Tweraser: Wir sehen hier weitere Entwicklungsmöglichkeiten. Zunächst möchten wir die inhaltliche Relevanz stärker in einen lokalen Kontext bringen. Automatische Lokalisierungen sind an die Erkennung von IP-Adressen gekoppelt, was aber häufig ungenau ist. Uns geht es darum, den Standort des Nutzers stärker und exakter einzugrenzen, um ihm die für ihn relevantesten Informationen liefern zu können. Zusätzlich wollen wir Suchergebnisse noch besser mit Adwords und Google-Maps verzahnen. Ein wichtiges Thema sehen wir auch darin, dass gerade kleine Unternehmen auf ihren Websites nur beschränkte Informationen bieten. Viele KMU wollen mit ihrer Website nicht verkaufen, sondern informieren und Kontaktmöglichkeiten bieten. Wir denken daher darüber nach, wie sich die Vorteile eines Branchenbuches mit unserer Reichweite für eine lokale Suche kombinieren lassen.
acquisa: Mobile wird seit Jahren als Trend gehypt, passiert ist wenig. Welche Rolle spielt Mobile Search?
Tweraser: Mobiltelefone haben in den vergangenen zwei Jahren einen großen Entwicklungssprung gemacht. I-Phone-Nutzer verwenden beispielsweise 40 Mal häufiger die Google-Suche als Blackberry-Nutzer. Die neuen Geräte haben dazu geführt, dass die Menschen das mobile Internet verstärkt nutzen und häufiger mobil nach Informationen suchen. Via Handy wird aber nicht nur viel, sondern auch intensiv gesurft. Der durchschnittliche Android-User lädt zum Beispiel mehr als 40 Applikationen auf sein Telefon. Mobile steht am Anfang einer sehr dynamischen Entwicklung mit großem Potenzial als Marketing- und Vertriebskanal.
acquisa: Das klassische Internet entwickelt sich zum Bewegtbildmedium. Wird eine neue Suchtechnologie nötig sein, um sich darin zurechtzufinden?
Tweraser: Unsere Entwickler forschen intensiv daran, Videoinhalte durchsuchbar zu machen. Technologisch sind wir schon heute in der Lage, Inhalte zu erkennen. Für unsere Videoplattform YouTube bieten wir das Feature Content-ID. Damit können Rechteinhaber Videos mit Urheberrechtsverletzungen aufspüren und diese entweder monetarisieren oder entfernen lassen.
acquisa: Haben Sie Angst vor Bing?
Tweraser: Wettbewerb stimuliert Innovationen. Es gibt über 160 Suchmaschinen weltweit, es kommen monatlich neue hinzu, und es bedarf immer nur eines Klicks, um den Anbieter zu wechseln. Bei uns steht der Nutzer im Vordergrund, weswegen wir uns auf Innovationen fokussieren anstatt auf den Wettbewerb.
acquisa: Aber der Nutzer möchte zunehmend in Echtzeit suchen, das ist mit Google ein Problem.
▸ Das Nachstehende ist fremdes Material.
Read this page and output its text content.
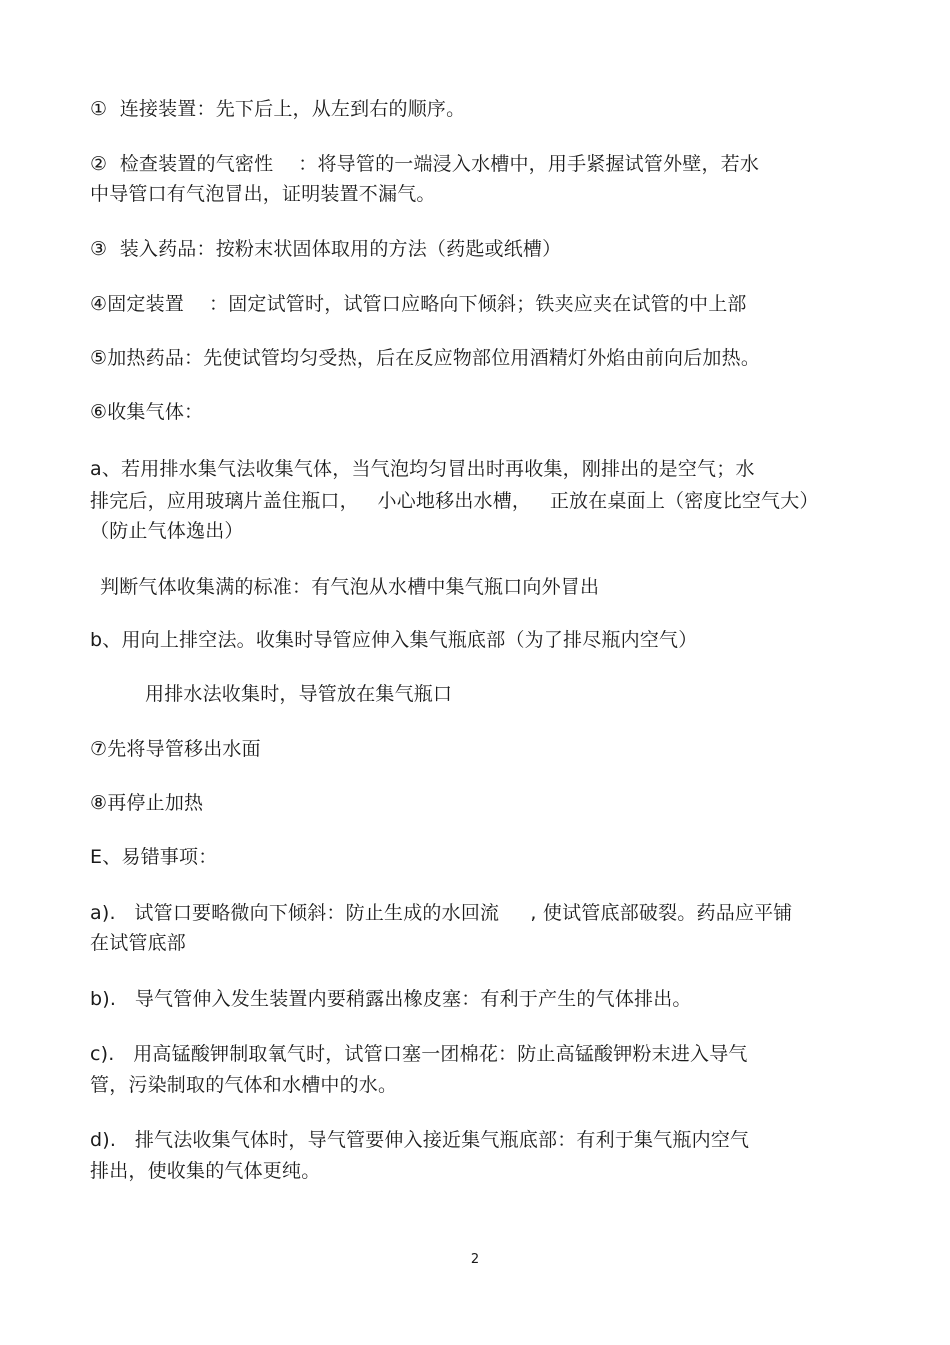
①  连接装置：先下后上，从左到右的顺序。
②  检查装置的气密性    ：将导管的一端浸入水槽中，用手紧握试管外壁，若水
中导管口有气泡冒出，证明装置不漏气。
③  装入药品：按粉末状固体取用的方法（药匙或纸槽）
④固定装置    ：固定试管时，试管口应略向下倾斜；铁夹应夹在试管的中上部
⑤加热药品：先使试管均匀受热，后在反应物部位用酒精灯外焰由前向后加热。
⑥收集气体：
a、若用排水集气法收集气体，当气泡均匀冒出时再收集，刚排出的是空气；水
排完后，应用玻璃片盖住瓶口，   小心地移出水槽，   正放在桌面上（密度比空气大）
（防止气体逸出）
判断气体收集满的标准：有气泡从水槽中集气瓶口向外冒出
b、用向上排空法。收集时导管应伸入集气瓶底部（为了排尽瓶内空气）
用排水法收集时，导管放在集气瓶口
⑦先将导管移出水面
⑧再停止加热
E、易错事项：
a).   试管口要略微向下倾斜：防止生成的水回流     , 使试管底部破裂。药品应平铺
在试管底部
b).   导气管伸入发生装置内要稍露出橡皮塞：有利于产生的气体排出。
c).   用高锰酸钾制取氧气时，试管口塞一团棉花：防止高锰酸钾粉末进入导气
管，污染制取的气体和水槽中的水。
d).   排气法收集气体时，导气管要伸入接近集气瓶底部：有利于集气瓶内空气
排出，使收集的气体更纯。
2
Tweraser: Durch soziale Netzwerke wie Twitter ändern sich die Inhalte im Sekundentakt. Der Nutzer erwartet daher auch Aktualisierungen im Sekundentakt. Wir haben erst kürzlich eine Technik vorgestellt, die unsere Suche noch schneller und besser macht. Derzeit sind unsere Suchergebnisse vier bis fünf Minuten alt. Die Aktualität der Suche sehen wir als eine unserer größten Herausforderungen.
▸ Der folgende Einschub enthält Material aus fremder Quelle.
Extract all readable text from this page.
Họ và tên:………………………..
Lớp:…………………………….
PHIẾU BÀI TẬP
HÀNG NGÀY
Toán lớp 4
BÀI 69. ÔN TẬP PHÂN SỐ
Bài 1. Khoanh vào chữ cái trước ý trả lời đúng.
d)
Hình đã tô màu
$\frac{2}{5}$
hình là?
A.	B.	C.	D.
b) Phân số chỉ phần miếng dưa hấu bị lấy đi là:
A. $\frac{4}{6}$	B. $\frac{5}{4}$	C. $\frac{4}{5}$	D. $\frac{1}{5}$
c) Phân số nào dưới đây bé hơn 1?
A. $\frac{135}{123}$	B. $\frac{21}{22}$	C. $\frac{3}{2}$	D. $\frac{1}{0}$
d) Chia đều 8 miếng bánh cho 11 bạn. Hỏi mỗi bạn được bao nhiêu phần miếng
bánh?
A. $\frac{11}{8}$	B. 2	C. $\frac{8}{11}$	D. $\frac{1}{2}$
acquisa: Und was sind die Herausforderungen für die nächsten zehn Jahre?
Tweraser: Neben der Aktualität wird soziale Relevanz der Suche ein großes Thema werden. Außerdem werden die verschiedenen Endgeräte PC, Mobiltelefon und TV immer stärker zusammenwachsen. Eine Suchanfrage wird auf dem Mobiltelefon eingegeben und das Ergebnis über eine Sprachausgabe anzuhören oder auf dem Fernseher anzusehen sein.